Talking Trade blog
Trump fallout reaches Peru—the future direction of APEC?
Published 17 November 2016
Officials from the 21 economies in APEC are getting ready to head to Lima, Peru, for the annual summit in APEC. Typically, these meetings are most memorable for the costumes worn by leaders in the official photographs.
This year’s meeting was expected to be another fairly routine event. But the election of Donald Trump in the United States adds an interesting twist to the proceedings in Lima.
The Lima meetings are set to feature a report on the pathways to the Free Trade Area of the Asia Pacific (FTAAP). This report is really about the future direction for APEC itself.
APEC was originally set up in 1989 with the goal of fostering regional integration. While economic growth has been impressive, over time, some member states have gotten impatient with the non-binding, voluntary nature of APEC commitments.
Hence, in 2010, leaders endorsed the idea of FTAAP. APEC would provide “leadership and intellectual input into the process of its development, and [play] a critical role in defining, shaping and addressing the ‘next generation’ trade and investment issues that an FTAAP should contain.”

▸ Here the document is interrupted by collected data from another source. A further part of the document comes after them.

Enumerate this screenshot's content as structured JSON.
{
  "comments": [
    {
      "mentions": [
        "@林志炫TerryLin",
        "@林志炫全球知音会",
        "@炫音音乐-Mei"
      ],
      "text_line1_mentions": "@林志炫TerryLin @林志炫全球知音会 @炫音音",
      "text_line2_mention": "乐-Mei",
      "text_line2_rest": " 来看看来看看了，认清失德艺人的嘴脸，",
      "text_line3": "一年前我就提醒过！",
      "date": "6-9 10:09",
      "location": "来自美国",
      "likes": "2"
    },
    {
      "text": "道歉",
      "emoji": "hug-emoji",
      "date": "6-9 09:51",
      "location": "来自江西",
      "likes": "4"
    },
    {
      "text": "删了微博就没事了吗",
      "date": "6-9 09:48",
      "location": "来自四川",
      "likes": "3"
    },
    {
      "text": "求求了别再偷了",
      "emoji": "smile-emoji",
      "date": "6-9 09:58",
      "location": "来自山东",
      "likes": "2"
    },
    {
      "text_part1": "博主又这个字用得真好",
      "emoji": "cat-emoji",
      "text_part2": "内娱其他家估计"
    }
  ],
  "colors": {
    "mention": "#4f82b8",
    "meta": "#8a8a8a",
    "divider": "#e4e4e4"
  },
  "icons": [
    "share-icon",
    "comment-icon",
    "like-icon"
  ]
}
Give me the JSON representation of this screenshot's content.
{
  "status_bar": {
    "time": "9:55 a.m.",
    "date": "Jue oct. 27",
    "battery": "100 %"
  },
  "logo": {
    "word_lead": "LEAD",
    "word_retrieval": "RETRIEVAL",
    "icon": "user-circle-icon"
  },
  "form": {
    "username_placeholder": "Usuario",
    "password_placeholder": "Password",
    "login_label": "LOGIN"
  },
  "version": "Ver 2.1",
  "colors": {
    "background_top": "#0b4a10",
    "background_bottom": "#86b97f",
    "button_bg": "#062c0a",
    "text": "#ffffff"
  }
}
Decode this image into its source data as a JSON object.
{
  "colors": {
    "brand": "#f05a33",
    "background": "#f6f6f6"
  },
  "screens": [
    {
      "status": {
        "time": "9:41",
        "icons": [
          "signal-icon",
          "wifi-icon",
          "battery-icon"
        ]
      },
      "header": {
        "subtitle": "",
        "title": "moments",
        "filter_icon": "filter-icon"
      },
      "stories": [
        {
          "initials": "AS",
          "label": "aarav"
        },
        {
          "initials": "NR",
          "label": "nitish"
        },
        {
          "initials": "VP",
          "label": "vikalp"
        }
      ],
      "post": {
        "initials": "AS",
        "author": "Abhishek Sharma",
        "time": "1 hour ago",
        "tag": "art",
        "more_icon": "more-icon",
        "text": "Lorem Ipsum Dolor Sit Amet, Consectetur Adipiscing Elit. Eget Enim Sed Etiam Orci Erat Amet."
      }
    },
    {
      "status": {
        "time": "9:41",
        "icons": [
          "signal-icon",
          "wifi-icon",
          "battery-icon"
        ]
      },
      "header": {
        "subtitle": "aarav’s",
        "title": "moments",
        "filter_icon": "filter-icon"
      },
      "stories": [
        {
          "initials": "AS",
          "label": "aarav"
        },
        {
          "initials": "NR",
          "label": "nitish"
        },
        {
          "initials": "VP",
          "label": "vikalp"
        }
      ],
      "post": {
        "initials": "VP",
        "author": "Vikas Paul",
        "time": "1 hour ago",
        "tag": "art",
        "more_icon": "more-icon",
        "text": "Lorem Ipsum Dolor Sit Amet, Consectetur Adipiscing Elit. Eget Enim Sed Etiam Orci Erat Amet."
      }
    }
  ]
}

In 2014, when China was host, it pushed for a comprehensive study on how a 21 member agreement might take place. This study is coming out now.
Officially, leaders have endorsed several pathways to reach FTAAP. APEC has no ability to negotiate directly, so the institution requires an outside mechanism to reach a deal. Two of the officially sanctioned pathways to reach the FTAAP are the 12 party Trans-Pacific Partnership (TPP) and the 16 party Regional Comprehensive Economic Partnership (RCEP).
The study will say that FTAAP is an excellent idea that APEC should pursue.
The original plan—certainly by the Americans—was to say that the study was nice, but since both pathways were currently in progress and moving ahead nicely, there was no need to push forward with FTAAP at this point. After all, TPP was finished but in the domestic ratification stage and RCEP remains under negotiation. Why jump to the next phase while the building blocks are still being built?
Now the situation has changed.
Trump will not even be present, yet his shadow will loom large because his election has called into question the viability of the TPP pathway to FTAAP.
If the TPP is not going to happen, then RCEP becomes the default path to FTAAP.
That, in turn, opens whole new sets of issues. In no particular order, it means that:
1. The management of FTAAP has been turned over to the RCEP negotiating countries. While President Obama had repeatedly warned that, absent the TPP it would mean other countries “setting the rules of the game,” it may not have been quite so clear what he meant. The link between RCEP and FTAAP, however, will make this point quite startlingly clear.
2. RCEP will need to be as strong as possible. It is now not just the megaregional trade agreement for Asia, but potentially the baseline for an FTAAP binding together 21 members spanning the Pacific.
This is partly why Japanese Prime Minister Shinzo Abe has arranged a meeting with President-elect Donald Trump on his way to the Lima meetings. He wants to know many things about Trump’s future policies, but critically important at this moment is whether the TPP is really “dead” for Trump. If so, Abe needs to quickly decide how to respond vis-à-vis the FTAAP study report. How hard should Japan throw its weight behind RCEP?
3. The membership issue in APEC is about to be thrown open again. While all 12 members of the TPP are also APEC members, the 16 members of RCEP are not. Cambodia, Laos, Myanmar and India are not currently APEC members. If RCEP is the pathway to FTAAP, they will need to be admitted to APEC.
If the membership issue in APEC is “live,” other candidates have expressed interest, including Columbia. Columbia is a member of the Pacific Alliance, which is also pressing to be included as a possible pathway mechanism for FTAAP.
4. If RCEP becomes the only pathway to the FTAAP, it may mean changes to the way RCEP is negotiated. Certainly, it should be harder to justify keeping RCEP negotiations so quiet. If these talks are, indeed, going to be the baseline for the future, it will be important to have greater information about what is happening. It may even mean allowing APEC countries to have observer status in the negotiations.
5. Or, alternatively, APEC members may want a hard rethink about the entire “pathway” process to reaching an FTAAP with 21 member countries. If the eventual goal is to have a trade agreement that includes all APEC members, it might be best to start with all members in the room to negotiate a deal that actually includes all member countries from the beginning. Of course, members can always draw upon their experiences in other settings and pull relevant materials from different contexts.
In short, what was meant to be a rather routine meeting in Lima by leaders has suddenly turned into an interesting debate about the future of the APEC institution—triggered by one election in one member state.
As the saying goes, “Hold onto your hats—it’s going to be a bumpy ride!”